The genes in our muscle cells that code for twitch speed, Fitts explains, are regulated by two things — how much the muscle is activated, and how much load it’s carrying. When weight is “unloaded” from astronauts in space, the structure and function of the muscles begins to change. Unloading causes the genes that make fast-type muscle tissue to turn on, and “with no gravity, your slow muscles become about 30 percent fast,” says Fitts.
Who Wants a Hummingbird Hamstring?
The idea that we can’t do much — short of going to space — about the speed of our muscle fibers isn’t likely to satisfy people forever.
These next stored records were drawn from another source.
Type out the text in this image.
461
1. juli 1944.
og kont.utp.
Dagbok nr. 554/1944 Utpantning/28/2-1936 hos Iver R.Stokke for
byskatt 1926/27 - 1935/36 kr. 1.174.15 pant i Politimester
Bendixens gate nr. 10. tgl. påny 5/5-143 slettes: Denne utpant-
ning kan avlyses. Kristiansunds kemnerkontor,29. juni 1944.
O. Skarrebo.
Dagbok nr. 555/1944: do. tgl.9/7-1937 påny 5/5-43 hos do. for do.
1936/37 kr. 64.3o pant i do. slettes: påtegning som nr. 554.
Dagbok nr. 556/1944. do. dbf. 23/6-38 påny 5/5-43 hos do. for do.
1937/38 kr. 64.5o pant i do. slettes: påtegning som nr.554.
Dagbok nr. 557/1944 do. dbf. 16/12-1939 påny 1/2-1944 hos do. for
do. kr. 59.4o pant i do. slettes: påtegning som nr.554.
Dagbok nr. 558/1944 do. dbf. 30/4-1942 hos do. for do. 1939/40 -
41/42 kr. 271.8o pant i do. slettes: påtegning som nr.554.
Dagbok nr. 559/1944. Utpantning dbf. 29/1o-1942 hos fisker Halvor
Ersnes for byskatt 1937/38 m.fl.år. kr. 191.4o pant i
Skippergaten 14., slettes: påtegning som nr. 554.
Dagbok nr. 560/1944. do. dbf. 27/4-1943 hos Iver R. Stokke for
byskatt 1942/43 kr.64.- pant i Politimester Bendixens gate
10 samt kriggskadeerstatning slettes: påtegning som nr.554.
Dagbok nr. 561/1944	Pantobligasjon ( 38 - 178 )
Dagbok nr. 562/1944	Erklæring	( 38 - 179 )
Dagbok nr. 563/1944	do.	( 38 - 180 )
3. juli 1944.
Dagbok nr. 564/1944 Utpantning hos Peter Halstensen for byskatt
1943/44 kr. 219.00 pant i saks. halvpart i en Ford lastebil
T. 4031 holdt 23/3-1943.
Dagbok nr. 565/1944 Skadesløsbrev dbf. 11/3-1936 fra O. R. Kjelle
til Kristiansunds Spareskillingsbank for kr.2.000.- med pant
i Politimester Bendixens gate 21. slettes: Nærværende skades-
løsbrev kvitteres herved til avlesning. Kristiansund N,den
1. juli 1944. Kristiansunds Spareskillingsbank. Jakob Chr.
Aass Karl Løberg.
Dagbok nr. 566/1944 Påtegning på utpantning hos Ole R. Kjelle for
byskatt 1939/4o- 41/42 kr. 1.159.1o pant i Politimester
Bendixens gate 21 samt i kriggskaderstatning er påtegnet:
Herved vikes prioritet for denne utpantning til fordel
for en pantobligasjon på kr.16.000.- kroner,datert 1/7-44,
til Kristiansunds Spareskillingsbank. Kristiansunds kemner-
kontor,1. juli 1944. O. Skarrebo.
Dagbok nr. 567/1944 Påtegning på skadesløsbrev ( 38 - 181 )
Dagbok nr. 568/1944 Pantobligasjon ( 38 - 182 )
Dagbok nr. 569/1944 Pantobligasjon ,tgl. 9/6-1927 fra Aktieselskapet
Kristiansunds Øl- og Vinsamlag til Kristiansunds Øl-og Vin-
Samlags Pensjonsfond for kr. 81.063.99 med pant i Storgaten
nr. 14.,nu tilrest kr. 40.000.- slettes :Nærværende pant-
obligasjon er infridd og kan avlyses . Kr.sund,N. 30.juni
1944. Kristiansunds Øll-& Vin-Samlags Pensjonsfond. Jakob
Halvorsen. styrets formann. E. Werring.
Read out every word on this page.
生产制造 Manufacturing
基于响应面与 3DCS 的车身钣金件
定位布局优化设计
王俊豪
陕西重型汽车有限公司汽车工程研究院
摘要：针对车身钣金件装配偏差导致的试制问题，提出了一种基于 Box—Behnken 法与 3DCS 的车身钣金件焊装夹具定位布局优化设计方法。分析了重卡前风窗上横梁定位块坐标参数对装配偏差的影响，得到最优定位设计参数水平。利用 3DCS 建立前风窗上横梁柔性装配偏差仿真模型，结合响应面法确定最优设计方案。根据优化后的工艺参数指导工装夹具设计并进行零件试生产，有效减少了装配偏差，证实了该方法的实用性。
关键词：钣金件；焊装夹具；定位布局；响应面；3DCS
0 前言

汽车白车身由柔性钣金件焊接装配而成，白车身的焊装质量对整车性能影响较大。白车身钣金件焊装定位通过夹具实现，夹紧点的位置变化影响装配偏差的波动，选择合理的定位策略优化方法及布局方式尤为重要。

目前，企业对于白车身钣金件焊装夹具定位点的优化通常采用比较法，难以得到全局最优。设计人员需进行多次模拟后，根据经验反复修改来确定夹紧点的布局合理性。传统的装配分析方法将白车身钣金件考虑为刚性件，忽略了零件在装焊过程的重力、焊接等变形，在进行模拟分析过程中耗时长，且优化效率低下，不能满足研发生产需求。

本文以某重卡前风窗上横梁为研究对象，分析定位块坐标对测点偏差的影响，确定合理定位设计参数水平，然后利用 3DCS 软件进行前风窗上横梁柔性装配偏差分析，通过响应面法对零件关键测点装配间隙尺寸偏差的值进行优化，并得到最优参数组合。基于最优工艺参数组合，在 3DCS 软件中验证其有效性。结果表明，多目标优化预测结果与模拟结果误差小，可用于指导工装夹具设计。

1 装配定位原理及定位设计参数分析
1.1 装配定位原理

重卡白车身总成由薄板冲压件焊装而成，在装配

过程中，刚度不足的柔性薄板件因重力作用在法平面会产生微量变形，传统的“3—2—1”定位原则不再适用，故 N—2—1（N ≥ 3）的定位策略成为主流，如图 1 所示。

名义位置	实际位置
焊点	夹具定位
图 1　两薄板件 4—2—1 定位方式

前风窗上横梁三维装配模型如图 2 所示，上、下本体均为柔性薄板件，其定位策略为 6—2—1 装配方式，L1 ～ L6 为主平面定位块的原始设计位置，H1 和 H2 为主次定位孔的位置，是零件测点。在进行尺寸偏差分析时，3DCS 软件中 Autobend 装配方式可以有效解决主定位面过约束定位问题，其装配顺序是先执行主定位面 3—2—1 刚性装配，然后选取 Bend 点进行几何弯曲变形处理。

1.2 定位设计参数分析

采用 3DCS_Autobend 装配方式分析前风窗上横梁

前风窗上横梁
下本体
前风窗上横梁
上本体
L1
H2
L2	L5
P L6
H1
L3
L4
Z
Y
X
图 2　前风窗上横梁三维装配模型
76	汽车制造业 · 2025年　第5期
If muscle fiber type is determined by our genes, couldn’t we just splice some of those fast-twitch hummingbird genes into our own DNA? Wouldn’t that make us run faster?
“Radically faster,” Weyand says. “If somebody manages the technical trick of having really fast animal fibers introduced and expressed, then all bets are off. Really crazy things would happen.” Another possibility, he says, is that our own existing DNA could be manipulated to code for the fast-type muscle fibers. “You’d see some crazy stuff then, too.”
Weyand points out that the science is already in place to make this happen. In fact, researchers at the Salk Institute in Southern California accomplished this feat with lab mice in 2004, causing a switch from fast-twitch to slow-twitch muscles that helped the mice burn fat. Similar studies in the years since have repeated those results.
“That’s the whole gene-doping scenario,” says Weyand, “that’s probably … not very far away.”
Exactly how far away is gene-doping? Some people are watching the Winter Olympics in Vancouver this week pretty closely, trying to find out.